Applications will be scored on the inclusion of robust, third party, project evaluation plan. Evaluations should, at a minimum, determine the effectiveness and impact of the strategies and processes used for execution of project goals at both the systems development and consumer (service provision) level. Applicants should include outcome measures in the proposed program and evaluation plans (ACL will NOT fund any project that does not include measurable outcomes).
More information on evaluation expectations can be found in Section V of this funding opportunity announcement.

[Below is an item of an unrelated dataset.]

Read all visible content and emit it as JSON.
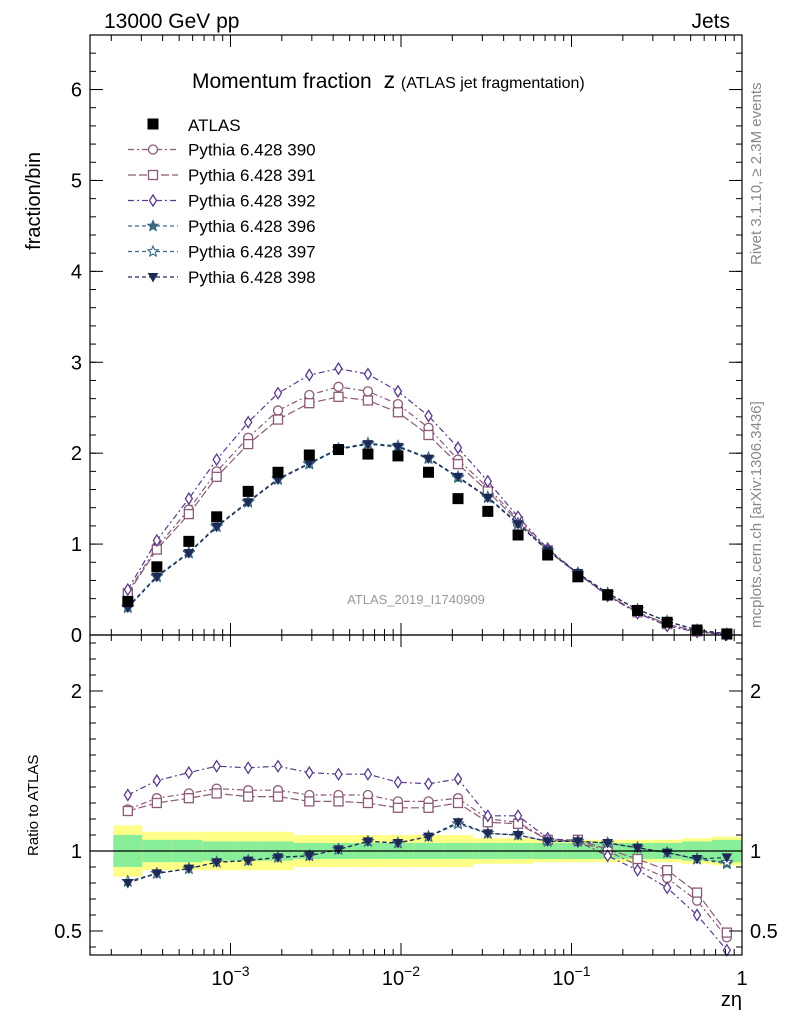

Successful applicants are to draw on the expertise of ACL/AoA program staff and existing AoA- sponsored resources to develop, implement, and sustain their strategic work plans. All grantees are required to participate in technical assistance activities as they pertain to the program development, management and integration. This includes, but is not limited to, participation in regularly scheduled technical assistance conference calls, web casts, learning collaboratives and one-on-one technical assistance opportunities initiated by ACL/AoA staff, resource center staff or the grantees.